Если вы мне разрешите распорядиться с этой статьей, то разрешите и откинуть все ненужное, лишнее. Вся первая часть. Как ни странно это сказать, а художество требует еще гораздо больше точности, precision, чем наука, а это-то отсутствует во всем том, что называется декадентством и что в вашей первой части статьи». (Толстой. Т. 78. С. 157).
Толстой дал рассказу название «Смертная казнь». Еще до выхода его из печати в газете «Русское слово» (1908. № 119) была помещена корреспонденция «В Ясной Поляне», где, в частности, говорится: «За вечерним чаем возник и захватил всех разговор о молодом писателе Леониде Семенове и его новой повести, присланной Льву Николаевичу в корректуре. Л. Н. с большим мастерством прочитал одну главу из повести… Заговорив после чтения с отеческою нежностью о молодом писателе, Л. Н. подчеркнул это особенное свойство истинного художника держать читателя в напряженной иллюзии, ни на мгновение не отталкивая его фальшивыми нотами… Один из гостей заговорил о влиянии толстовского „Божеского и человеческого“, которое чувствуется в рассказе Л. Семенова. Л. Н. горячо и серьезно запротестовал: „Нет, нет! Минуя всякую скромность, скажу, что нельзя и сравнивать мою повесть с прекрасным рассказом Семенова“. И далее Толстой стал доказывать эту свою мысль, разбирая и смакуя, „как тонкий гастроном“, подробности рассказа Л. Семенова».

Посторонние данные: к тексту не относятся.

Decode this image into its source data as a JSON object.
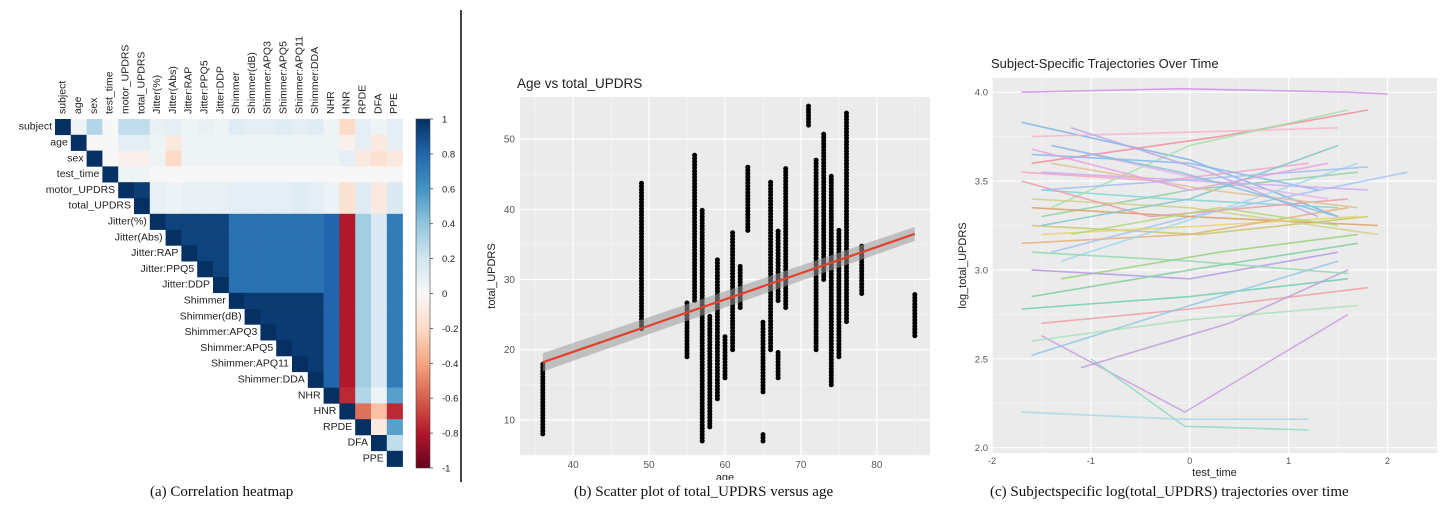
{
  "captions": {
    "a": "(a) Correlation heatmap",
    "b": "(b) Scatter plot of total_UPDRS versus age",
    "c": "(c) Subjectspecific log(total_UPDRS) trajectories over time"
  },
  "chart_data": [
    {
      "type": "heatmap",
      "title": "",
      "variables": [
        "subject",
        "age",
        "sex",
        "test_time",
        "motor_UPDRS",
        "total_UPDRS",
        "Jitter(%)",
        "Jitter(Abs)",
        "Jitter:RAP",
        "Jitter:PPQ5",
        "Jitter:DDP",
        "Shimmer",
        "Shimmer(dB)",
        "Shimmer:APQ3",
        "Shimmer:APQ5",
        "Shimmer:APQ11",
        "Shimmer:DDA",
        "NHR",
        "HNR",
        "RPDE",
        "DFA",
        "PPE"
      ],
      "triangle": "upper",
      "colorbar": {
        "ticks": [
          1,
          0.8,
          0.6,
          0.4,
          0.2,
          0,
          -0.2,
          -0.4,
          -0.6,
          -0.8,
          -1
        ],
        "range": [
          -1,
          1
        ],
        "colors": [
          "#67001f",
          "#f7f7f7",
          "#053061"
        ]
      },
      "colors": {
        "positive": "#0b3b7a",
        "negative": "#a50f15",
        "zero": "#f5f5f5"
      }
    },
    {
      "type": "scatter",
      "title": "Age vs total_UPDRS",
      "xlabel": "age",
      "ylabel": "total_UPDRS",
      "xlim": [
        33,
        87
      ],
      "ylim": [
        5,
        56
      ],
      "xticks": [
        40,
        50,
        60,
        70,
        80
      ],
      "yticks": [
        10,
        20,
        30,
        40,
        50
      ],
      "subjects": [
        {
          "x": 36,
          "ymin": 8,
          "ymax": 18
        },
        {
          "x": 49,
          "ymin": 23,
          "ymax": 44
        },
        {
          "x": 55,
          "ymin": 19,
          "ymax": 27
        },
        {
          "x": 56,
          "ymin": 27,
          "ymax": 48
        },
        {
          "x": 57,
          "ymin": 7,
          "ymax": 40
        },
        {
          "x": 58,
          "ymin": 9,
          "ymax": 25
        },
        {
          "x": 59,
          "ymin": 13,
          "ymax": 33
        },
        {
          "x": 60,
          "ymin": 16,
          "ymax": 22
        },
        {
          "x": 61,
          "ymin": 20,
          "ymax": 37
        },
        {
          "x": 62,
          "ymin": 26,
          "ymax": 32
        },
        {
          "x": 63,
          "ymin": 37,
          "ymax": 46
        },
        {
          "x": 65,
          "ymin": 7,
          "ymax": 8
        },
        {
          "x": 65,
          "ymin": 14,
          "ymax": 24
        },
        {
          "x": 66,
          "ymin": 20,
          "ymax": 44
        },
        {
          "x": 67,
          "ymin": 16,
          "ymax": 20
        },
        {
          "x": 67,
          "ymin": 27,
          "ymax": 37
        },
        {
          "x": 68,
          "ymin": 26,
          "ymax": 46
        },
        {
          "x": 71,
          "ymin": 52,
          "ymax": 55
        },
        {
          "x": 72,
          "ymin": 20,
          "ymax": 47
        },
        {
          "x": 73,
          "ymin": 30,
          "ymax": 51
        },
        {
          "x": 74,
          "ymin": 15,
          "ymax": 45
        },
        {
          "x": 75,
          "ymin": 19,
          "ymax": 37
        },
        {
          "x": 76,
          "ymin": 24,
          "ymax": 54
        },
        {
          "x": 78,
          "ymin": 28,
          "ymax": 35
        },
        {
          "x": 85,
          "ymin": 22,
          "ymax": 28
        }
      ],
      "fit_line": {
        "x": [
          36,
          85
        ],
        "y": [
          18.2,
          36.5
        ],
        "color": "#e2402a"
      },
      "point_color": "#000000",
      "grid": true
    },
    {
      "type": "line",
      "title": "Subject-Specific Trajectories Over Time",
      "xlabel": "test_time",
      "ylabel": "log_total_UPDRS",
      "xlim": [
        -2,
        2.5
      ],
      "ylim": [
        1.97,
        4.08
      ],
      "xticks": [
        -2,
        -1,
        0,
        1,
        2
      ],
      "yticks": [
        2.0,
        2.5,
        3.0,
        3.5,
        4.0
      ],
      "series": [
        {
          "color": "#d38fe6",
          "x": [
            -1.7,
            -0.1,
            1.6,
            2.0
          ],
          "y": [
            4.0,
            4.02,
            4.0,
            3.99
          ]
        },
        {
          "color": "#7fb3e8",
          "x": [
            -1.7,
            0.0,
            1.5
          ],
          "y": [
            3.83,
            3.62,
            3.3
          ]
        },
        {
          "color": "#f28c9b",
          "x": [
            -1.6,
            0.3,
            1.8
          ],
          "y": [
            3.6,
            3.75,
            3.9
          ]
        },
        {
          "color": "#8fd19e",
          "x": [
            -1.5,
            0.0,
            1.7
          ],
          "y": [
            3.3,
            3.45,
            3.55
          ]
        },
        {
          "color": "#e6b3e6",
          "x": [
            -1.4,
            0.2,
            1.4
          ],
          "y": [
            3.7,
            3.5,
            3.4
          ]
        },
        {
          "color": "#c7c76a",
          "x": [
            -1.6,
            0.1,
            1.8
          ],
          "y": [
            3.25,
            3.2,
            3.3
          ]
        },
        {
          "color": "#7fd6d6",
          "x": [
            -1.5,
            -0.2,
            1.5
          ],
          "y": [
            3.45,
            3.4,
            3.35
          ]
        },
        {
          "color": "#f5a3c7",
          "x": [
            -1.7,
            -0.3,
            1.2
          ],
          "y": [
            3.55,
            3.5,
            3.6
          ]
        },
        {
          "color": "#a3c4f5",
          "x": [
            -1.4,
            0.0,
            2.2
          ],
          "y": [
            3.1,
            3.3,
            3.55
          ]
        },
        {
          "color": "#d9a066",
          "x": [
            -1.6,
            0.0,
            1.9
          ],
          "y": [
            3.35,
            3.3,
            3.25
          ]
        },
        {
          "color": "#9bd17a",
          "x": [
            -1.3,
            0.3,
            1.7
          ],
          "y": [
            2.95,
            3.1,
            3.2
          ]
        },
        {
          "color": "#b59be6",
          "x": [
            -1.6,
            0.0,
            1.5
          ],
          "y": [
            3.0,
            2.95,
            3.1
          ]
        },
        {
          "color": "#6fcfb5",
          "x": [
            -1.7,
            0.0,
            1.6
          ],
          "y": [
            2.78,
            2.85,
            2.95
          ]
        },
        {
          "color": "#f0a0a0",
          "x": [
            -1.5,
            0.0,
            1.8
          ],
          "y": [
            2.7,
            2.78,
            2.9
          ]
        },
        {
          "color": "#90c8e8",
          "x": [
            -1.6,
            0.0,
            1.5
          ],
          "y": [
            2.52,
            2.8,
            3.05
          ]
        },
        {
          "color": "#c9a0e0",
          "x": [
            -1.5,
            -0.05,
            1.6
          ],
          "y": [
            2.63,
            2.2,
            2.75
          ]
        },
        {
          "color": "#8fdcc8",
          "x": [
            -1.0,
            -0.05,
            1.2
          ],
          "y": [
            2.5,
            2.12,
            2.1
          ]
        },
        {
          "color": "#a8d8e8",
          "x": [
            -1.7,
            -0.1,
            1.2
          ],
          "y": [
            2.2,
            2.16,
            2.16
          ]
        },
        {
          "color": "#e6d36a",
          "x": [
            -1.5,
            0.2,
            1.7
          ],
          "y": [
            3.2,
            3.25,
            3.3
          ]
        },
        {
          "color": "#f7b3d0",
          "x": [
            -1.6,
            0.3,
            1.5
          ],
          "y": [
            3.75,
            3.78,
            3.8
          ]
        },
        {
          "color": "#a6e0a6",
          "x": [
            -1.4,
            0.0,
            1.6
          ],
          "y": [
            3.35,
            3.7,
            3.9
          ]
        },
        {
          "color": "#86b8f0",
          "x": [
            -1.6,
            0.0,
            1.3
          ],
          "y": [
            3.65,
            3.6,
            3.45
          ]
        },
        {
          "color": "#d0a8f0",
          "x": [
            -1.5,
            0.1,
            1.8
          ],
          "y": [
            3.55,
            3.5,
            3.45
          ]
        },
        {
          "color": "#7ed0a0",
          "x": [
            -1.6,
            0.0,
            1.7
          ],
          "y": [
            2.85,
            3.0,
            3.15
          ]
        },
        {
          "color": "#e8b07a",
          "x": [
            -1.7,
            0.0,
            1.6
          ],
          "y": [
            3.15,
            3.2,
            3.35
          ]
        },
        {
          "color": "#9fd8f0",
          "x": [
            -1.3,
            0.1,
            1.7
          ],
          "y": [
            3.05,
            3.3,
            3.6
          ]
        },
        {
          "color": "#cfcf8a",
          "x": [
            -1.6,
            0.0,
            1.9
          ],
          "y": [
            3.4,
            3.35,
            3.2
          ]
        },
        {
          "color": "#b8a8e8",
          "x": [
            -1.2,
            0.2,
            1.3
          ],
          "y": [
            3.8,
            3.55,
            3.3
          ]
        },
        {
          "color": "#f09aa8",
          "x": [
            -1.7,
            -0.4,
            1.6
          ],
          "y": [
            3.5,
            3.3,
            3.4
          ]
        },
        {
          "color": "#7ec8c8",
          "x": [
            -1.5,
            0.0,
            1.5
          ],
          "y": [
            3.25,
            3.4,
            3.7
          ]
        },
        {
          "color": "#a8e0b8",
          "x": [
            -1.6,
            0.0,
            1.7
          ],
          "y": [
            2.6,
            2.72,
            2.8
          ]
        },
        {
          "color": "#c0a0d8",
          "x": [
            -1.1,
            0.4,
            1.6
          ],
          "y": [
            2.45,
            2.7,
            3.0
          ]
        },
        {
          "color": "#e0c090",
          "x": [
            -1.4,
            0.2,
            1.7
          ],
          "y": [
            3.6,
            3.45,
            3.35
          ]
        },
        {
          "color": "#90d8b0",
          "x": [
            -1.6,
            0.0,
            1.6
          ],
          "y": [
            3.1,
            3.05,
            2.98
          ]
        },
        {
          "color": "#a0c0f0",
          "x": [
            -1.5,
            0.3,
            1.8
          ],
          "y": [
            3.45,
            3.52,
            3.58
          ]
        },
        {
          "color": "#e8a0e0",
          "x": [
            -1.6,
            0.0,
            1.4
          ],
          "y": [
            3.68,
            3.45,
            3.6
          ]
        },
        {
          "color": "#b0d878",
          "x": [
            -1.2,
            0.3,
            1.5
          ],
          "y": [
            3.2,
            3.35,
            3.25
          ]
        },
        {
          "color": "#88c0e0",
          "x": [
            -1.4,
            -0.1,
            1.5
          ],
          "y": [
            3.7,
            3.55,
            3.3
          ]
        }
      ],
      "grid": true
    }
  ]
}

Толстой настоятельно рекомендовал редактору «Вестника Европы» М. М. Стасюлевичу опубликовать «Смертную казнь». В публикации рассказу было предпослано следующее предисловие:
"Редакция журнала получила рукопись через посредство Льва Николаевича Толстого, при следующем его письме, которое может послужить лучшим предисловием к настоящему рассказу:
«Посылаю вам отрывок рассказа Леонида Семенова. По-моему, это вещь замечательная и по чувству, и по силе художественного изображения. Хорошо бы было ее напечатать и напечатать поскорее. Это желание мое напечатать поскорее напоминает мне мой давнишний разговор с Островским. Я когда-то написал пьесу „Зараженное семейство“, прочел ее ему и говорил, что я желаю, чтобы она поскорее была напечатана. Он сказал мне: „Что же, или ты боишься, что поумнеют?“ Слова эти были совершенно уместны по отношению к той моей плохой комедии, но теперь это другое дело. Теперь нельзя не желать того, чтобы люди поумнели и прекратили эти ужасы, хотя и нельзя надеяться, и всякое искренне слово, выражающее возмущение против совершающегося, я думаю, полезно».
Ясная Поляна.
23 июня 1908 г."
История опубликования «Смертной казни» подробно рассмотрена в статье: Сапогов В. А. Лев Толстой и Леонид Семенов (об одном корреспонденте Л. Н. Толстого) // Учен. зап. Ярославского гос. пед. ин-та и Костромского гос. пед. ин-та. Кострома, 1970. С. 123—127.